Papa Ratzinger aime articuler un discours, en tracer les contours sous toutes ses formes. Il n'est pas compliqué dans son parler, mais chaque période est liée à l'autre, même quand il s'exprime a braccio. Il a toujours resté, au fond, un professeur qui s'interroge sur ces questions, et aime aller en profondeur. Le travail d'Angela Ambrogetti nous permet de remonter dans le temps, de faire des comparaisons avec le style, plus spontané, de Jean-Paul II. Parce que la vaticaniste a publié un autre volume qui rassemble toutes les conférences de presse en avion de papa Wojtyla, Compagni di viaggio. C'est une comparaison qui doit être faite, toutefois, en gardant à l'esprit que les temps ont changé. Ce fut Jean-Paul II qui inaugura les bavadages en avions avec les journalistes. «Le début de la nouvelle ère médiatique», telle que la définit Angela Ambrogetti, a lieu pendant le premier vol international de Jean-Paul II, à Puebla. C'est en 1979. Le pape écarte le rideau et se rend dans le département des journalistes pour les saluer. C'est la première fois que cela arrive. Et puis un journaliste américain prend son courage à deux mains et demande au pape s'il ira en Amérique. Et lui, nullement intimidé, répond «Je pense que ce sera nécessaire, il ne reste plus qu'à fixer la date». Avant l'arrivée de Navarro Valls et d'une communication stratégiquement mieux définie, cela fonctionne ainsi: Jean-Paul II s'offre à la presse, parle avec les journalistes qui se bousculent pour lui poser des questions. Mais c'est lui qui mène le jeu, avec sa vieille expérience d'acteur, il renvoie les questions, fait des blagues, garde les journalistes sous contrôle.
Dans le même temps, parce que le pape est sans crainte - et toujours sans censure (jamais aucune conversation n'a été "off the records", c'est-à-dire réservée seulement aux journalistes) il parle aussi longuement de la liberté de religion, de la théologie de la libération, des problèmes de l'Eglise.

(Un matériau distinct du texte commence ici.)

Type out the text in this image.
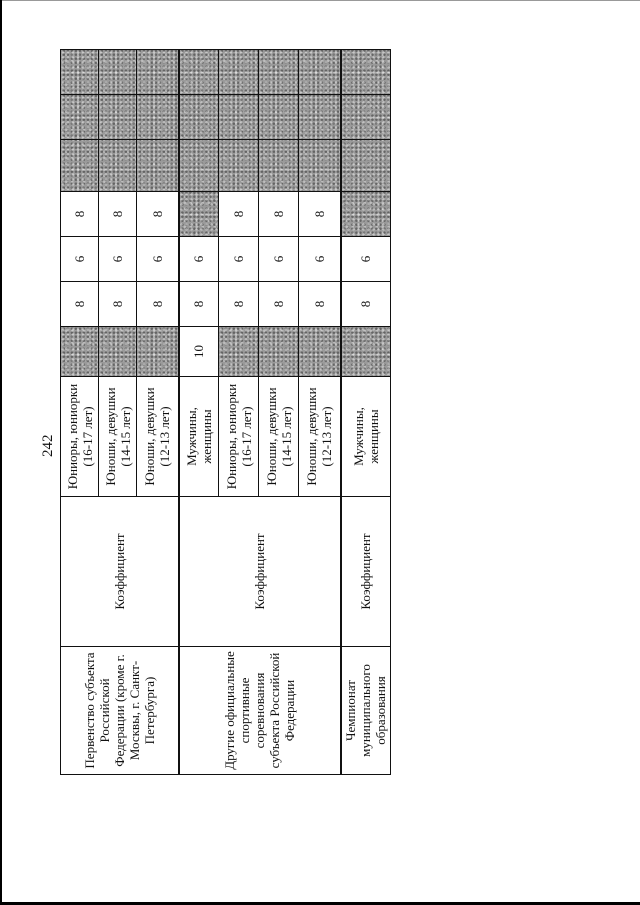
242
Первенство субъекта Российской Федерации (кроме г. Москвы, г. Санкт-Петербурга)	Коэффициент	Юниоры, юниорки (16-17 лет)		8	6	8			
		Юноши, девушки (14-15 лет)		8	6	8			
		Юноши, девушки (12-13 лет)		8	6	8			
Другие официальные спортивные соревнования субъекта Российской Федерации	Коэффициент	Мужчины, женщины	10	8	6				
		Юниоры, юниорки (16-17 лет)		8	6	8			
		Юноши, девушки (14-15 лет)		8	6	8			
		Юноши, девушки (12-13 лет)		8	6	8			
Чемпионат муниципального образования	Коэффициент	Мужчины, женщины		8	6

Benoît XVI lui non plus ne se soustrait jamais aux questions. La relation entre Papa Ratzinger et la presse - dit Georg Gänswein, secrétaire du pape émérite, dans son introduction à Sull’aereo di Papa Benedetto - est un rapport franc. Mais elle n'a aucune «tendance populiste». Il faut souligner - écrit Gaenswein - que le Saint-Père n'a jamais supprimé une question, il n'y en a jamais eu une seule qui lui était «incommode». Il accepte les questions, il réfléchit, il répond. Une fois, certains journalistes avaient écrit que le pape était seul et isolé. Lors de la conférence en avion, il y a eu aussi une question sur le sujet, et le pape avait répondu. Après la conférence, il a dit: «On voyait voir que les journalistes étaient curieux, ils attendaient peut-être une autre réponse. Mais j'ai juste dit comment les choses étaient. Je ne sais pas s'ils ont été plus surpris par la clarté ou la sincérité de la réponse» (1).

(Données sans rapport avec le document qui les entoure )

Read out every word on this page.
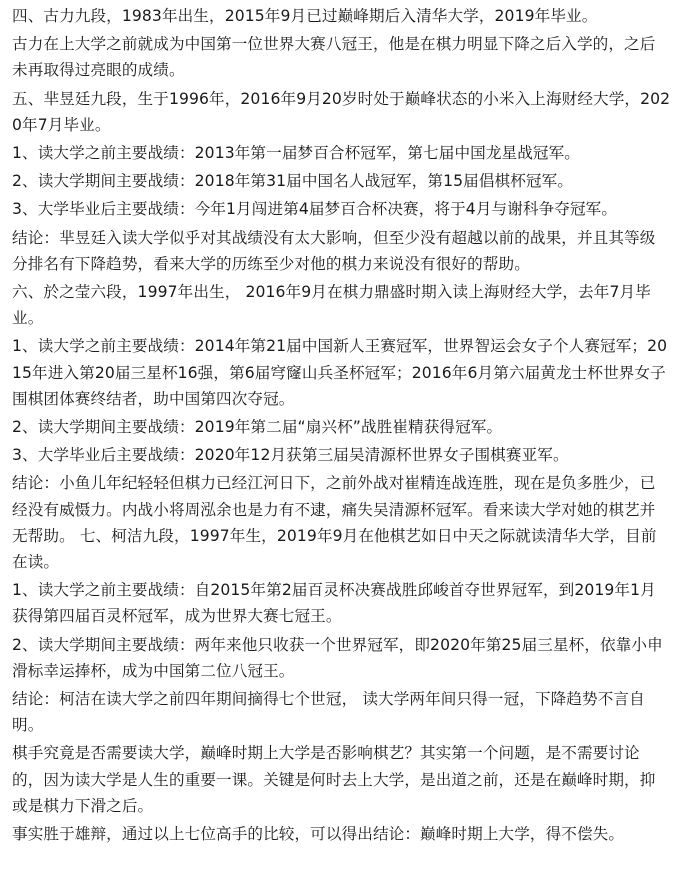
四、古力九段，1983年出生，2015年9月已过巅峰期后入清华大学，2019年毕业。

古力在上大学之前就成为中国第一位世界大赛八冠王，他是在棋力明显下降之后入学的，之后未再取得过亮眼的成绩。

五、芈昱廷九段，生于1996年，2016年9月20岁时处于巅峰状态的小米入上海财经大学，2020年7月毕业。

1、读大学之前主要战绩：2013年第一届梦百合杯冠军，第七届中国龙星战冠军。

2、读大学期间主要战绩：2018年第31届中国名人战冠军，第15届倡棋杯冠军。

3、大学毕业后主要战绩：今年1月闯进第4届梦百合杯决赛，将于4月与谢科争夺冠军。

结论：芈昱廷入读大学似乎对其战绩没有太大影响，但至少没有超越以前的战果，并且其等级分排名有下降趋势，看来大学的历练至少对他的棋力来说没有很好的帮助。

六、於之莹六段，1997年出生， 2016年9月在棋力鼎盛时期入读上海财经大学，去年7月毕业。

1、读大学之前主要战绩：2014年第21届中国新人王赛冠军，世界智运会女子个人赛冠军；2015年进入第20届三星杯16强，第6届穹窿山兵圣杯冠军；2016年6月第六届黄龙士杯世界女子围棋团体赛终结者，助中国第四次夺冠。

2、读大学期间主要战绩：2019年第二届“扇兴杯”战胜崔精获得冠军。

3、大学毕业后主要战绩：2020年12月获第三届吴清源杯世界女子围棋赛亚军。

结论：小鱼儿年纪轻轻但棋力已经江河日下，之前外战对崔精连战连胜，现在是负多胜少，已经没有威慑力。内战小将周泓余也是力有不逮，痛失吴清源杯冠军。看来读大学对她的棋艺并无帮助。 七、柯洁九段，1997年生，2019年9月在他棋艺如日中天之际就读清华大学，目前在读。

1、读大学之前主要战绩：自2015年第2届百灵杯决赛战胜邱峻首夺世界冠军，到2019年1月获得第四届百灵杯冠军，成为世界大赛七冠王。

2、读大学期间主要战绩：两年来他只收获一个世界冠军，即2020年第25届三星杯，依靠小申滑标幸运捧杯，成为中国第二位八冠王。

结论：柯洁在读大学之前四年期间摘得七个世冠， 读大学两年间只得一冠，下降趋势不言自明。

棋手究竟是否需要读大学，巅峰时期上大学是否影响棋艺？其实第一个问题，是不需要讨论的，因为读大学是人生的重要一课。关键是何时去上大学，是出道之前，还是在巅峰时期，抑或是棋力下滑之后。

事实胜于雄辩，通过以上七位高手的比较，可以得出结论：巅峰时期上大学，得不偿失。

Angela Ambrogetti explique que Jean-Paul II était «historiquement habitué à parler des droits de l'homme, de justice sociale, de la présence de l'Eglise dans le monde», tous sujets qui sont la «conséquence naturelle de la proclamation de l'Evangile». Mais - ajoute-t-elle - «le résultat faisait davantage la nouvelle que la motivation».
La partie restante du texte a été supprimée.